BLAST parameters

Luciano_Pastorelli_B · December 7, 2023, 2:36pm

Hi! I think the next should important parameters to take in consideration in the feature-classifier classify-consensus-blast, as also being part of BLAST+:

Total/Max score: score of the alignment based on
megablast/blastn

Total/Max score and Query cover should also be important parameters when classifiying a species (e.g., a 98% identity and 100% query cover sequence should ideally have more weight on species consensus than a sequence with 99.5% and 75% cover; the same applies when having a higher total/max score), idk if it is being considered.

Thanks for the attention!

colinbrislawn · December 7, 2023, 3:03pm

Hi Luciano,

Welcome to the forums! :qiime2:

Have you taken a look at all the settings for the blast+ classifier?
--p-query-cov is already implemented, but I'm not sure that's what you are asking about...
https://docs.qiime2.org/2023.9/plugins/available/feature-classifier/classify-consensus-blast/

Is this like percent identity, but for bit score?

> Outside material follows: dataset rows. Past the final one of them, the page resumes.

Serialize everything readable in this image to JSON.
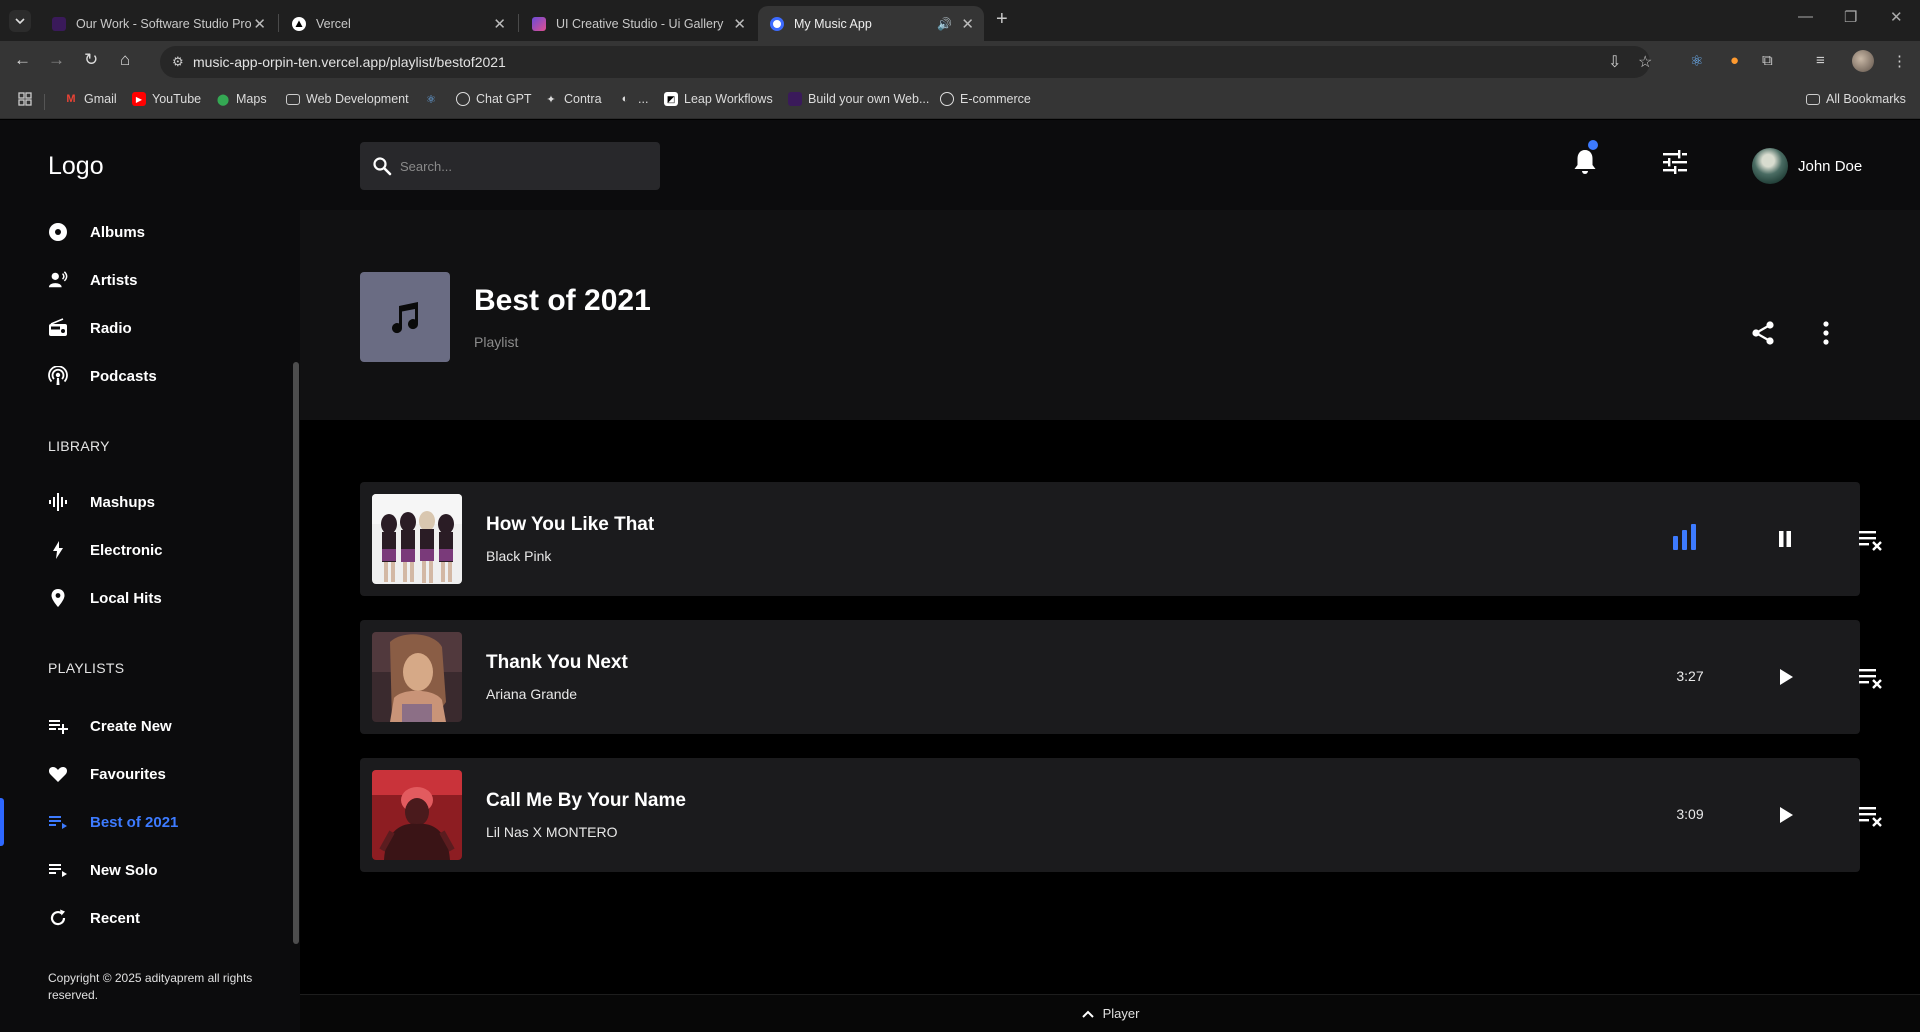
{
  "browser": {
    "tabs": [
      {
        "title": "Our Work - Software Studio Pro",
        "favicon_color": "#3a1a5a"
      },
      {
        "title": "Vercel",
        "favicon_color": "#ffffff"
      },
      {
        "title": "UI Creative Studio - Ui Gallery",
        "favicon_color": "#4b3aa8"
      },
      {
        "title": "My Music App",
        "favicon_color": "#3d6bff"
      }
    ],
    "url": "music-app-orpin-ten.vercel.app/playlist/bestof2021",
    "bookmarks": [
      {
        "label": "Gmail",
        "icon": "gmail-icon"
      },
      {
        "label": "YouTube",
        "icon": "youtube-icon"
      },
      {
        "label": "Maps",
        "icon": "maps-icon"
      },
      {
        "label": "Web Development",
        "icon": "folder-icon"
      },
      {
        "label": "",
        "icon": "react-icon"
      },
      {
        "label": "Chat GPT",
        "icon": "chatgpt-icon"
      },
      {
        "label": "Contra",
        "icon": "contra-icon"
      },
      {
        "label": "...",
        "icon": "globe-icon"
      },
      {
        "label": "Leap Workflows",
        "icon": "leap-icon"
      },
      {
        "label": "Build your own Web...",
        "icon": "build-icon"
      },
      {
        "label": "E-commerce",
        "icon": "ecommerce-icon"
      }
    ],
    "all_bookmarks": "All Bookmarks"
  },
  "sidebar": {
    "logo": "Logo",
    "browse": [
      {
        "label": "Albums",
        "icon": "album-icon"
      },
      {
        "label": "Artists",
        "icon": "artist-icon"
      },
      {
        "label": "Radio",
        "icon": "radio-icon"
      },
      {
        "label": "Podcasts",
        "icon": "podcast-icon"
      }
    ],
    "library_heading": "LIBRARY",
    "library": [
      {
        "label": "Mashups",
        "icon": "waveform-icon"
      },
      {
        "label": "Electronic",
        "icon": "bolt-icon"
      },
      {
        "label": "Local Hits",
        "icon": "location-pin-icon"
      }
    ],
    "playlists_heading": "PLAYLISTS",
    "playlists": [
      {
        "label": "Create New",
        "icon": "playlist-add-icon"
      },
      {
        "label": "Favourites",
        "icon": "heart-icon"
      },
      {
        "label": "Best of 2021",
        "icon": "playlist-icon",
        "active": true
      },
      {
        "label": "New Solo",
        "icon": "playlist-icon"
      },
      {
        "label": "Recent",
        "icon": "refresh-icon"
      }
    ],
    "copyright": "Copyright © 2025 adityaprem all rights reserved.",
    "accent_color": "#3d7bff"
  },
  "topbar": {
    "search_placeholder": "Search...",
    "user_name": "John Doe"
  },
  "playlist": {
    "title": "Best of 2021",
    "type": "Playlist",
    "tracks": [
      {
        "title": "How You Like That",
        "artist": "Black Pink",
        "duration": "",
        "state": "playing"
      },
      {
        "title": "Thank You Next",
        "artist": "Ariana Grande",
        "duration": "3:27",
        "state": "paused"
      },
      {
        "title": "Call Me By Your Name",
        "artist": "Lil Nas X MONTERO",
        "duration": "3:09",
        "state": "paused"
      }
    ]
  },
  "player": {
    "label": "Player"
  }
}
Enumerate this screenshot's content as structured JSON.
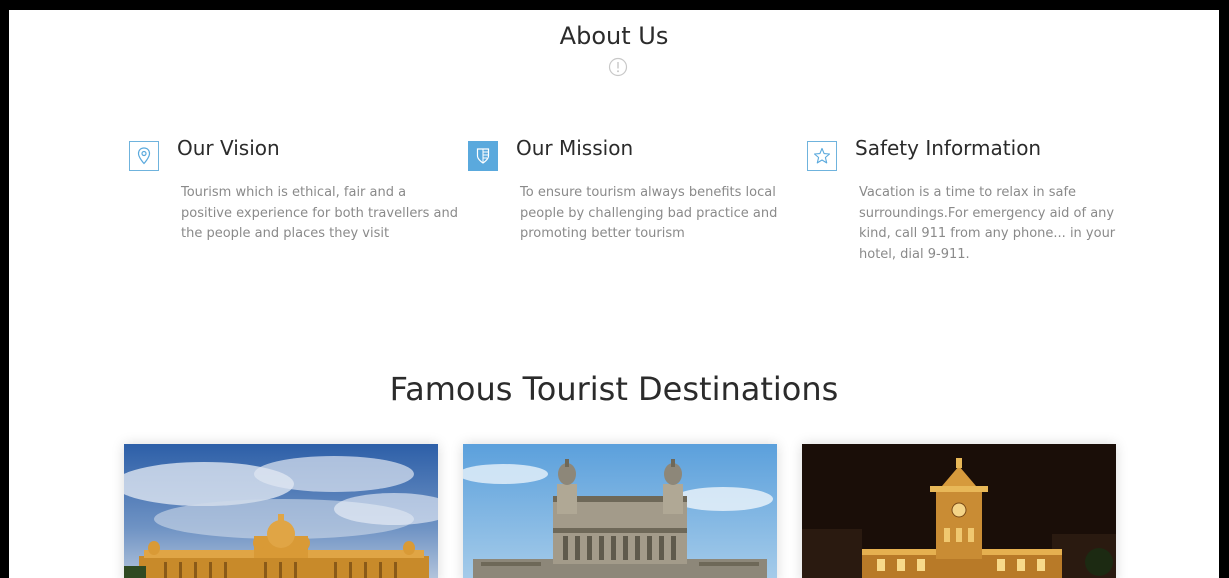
{
  "about": {
    "title": "About Us"
  },
  "features": [
    {
      "title": "Our Vision",
      "icon": "map-pin-icon",
      "text": "Tourism which is ethical, fair and a positive experience for both travellers and the people and places they visit"
    },
    {
      "title": "Our Mission",
      "icon": "shield-icon",
      "text": "To ensure tourism always benefits local people by challenging bad practice and promoting better tourism"
    },
    {
      "title": "Safety Information",
      "icon": "star-icon",
      "text": "Vacation is a time to relax in safe surroundings.For emergency aid of any kind, call 911 from any phone... in your hotel, dial 9-911."
    }
  ],
  "destinations": {
    "title": "Famous Tourist Destinations"
  },
  "colors": {
    "accent": "#5aa9dd",
    "heading": "#2b2b2b",
    "body_text": "#8a8a8a"
  }
}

Has this been published in a paper?

Luciano_Pastorelli_B · December 7, 2023, 3:22pm

Hi, Colin!

Yes, Ive noticed. That parameter filters out sequences w/ less query cover than the specified, but I dont know if, the taxonomic assignment is taken in consideration that is more confident if you have a high query cover than a lower one. This is not specified in the Docstring, but maybe taken into account interrnaly in the function, idk.

Total/Max score are results when using BLAST+. This score is based on rewards/penalties for matches/mismatches between bps.

colinbrislawn · December 7, 2023, 3:40pm

Do you have any benchmarks to share?

Luciano_Pastorelli_B · December 8, 2023, 6:07am

Nicholas_Bokulich · December 8, 2023, 7:45pm

Hi @Luciano_Pastorelli_B ,

Thank you for the suggestion.

No, it is not. But nor is %id or evalue etc used in this way. In classify-consensus-blast, all of these parameters are used as thresholds for filtering relevant hits. So these should be set at reasonable threshold values used for filtering hits. This is also, by the way, similar to how blastn itself operates (depending on how the max-accepts and max-rejects parameters are set)... it just searches through the reference and collects all hits above threshold values for these parameters and scores them until it reaches the defined quota. The difference with classify-consensus-blast is that it then uses a consensus function to find the most confident lineage from among a selection of hits.

So I like your proposal for using these parameters, but you are in effect proposing a much more complex decision function for selecting hits, and implementing this would not be simple or straightforward and will take time and testing. This is what @colinbrislawn is getting at with his request for benchmarks — to see if there is any such decision function implemented elsewhere and if this actually shows adequate performance. If yes, then implementation would be easier

If you would like to open a more detailed issue request on the GitHub repository we could take a closer look at this later in time.

Thanks for the suggestions!

Luciano_Pastorelli_B · December 8, 2023, 8:30pm

Great! Thank you both of you I have seen some approaches using these values to identify species by barcoding and metabarcoding. It would be great to open a discussion in github later with more details provided!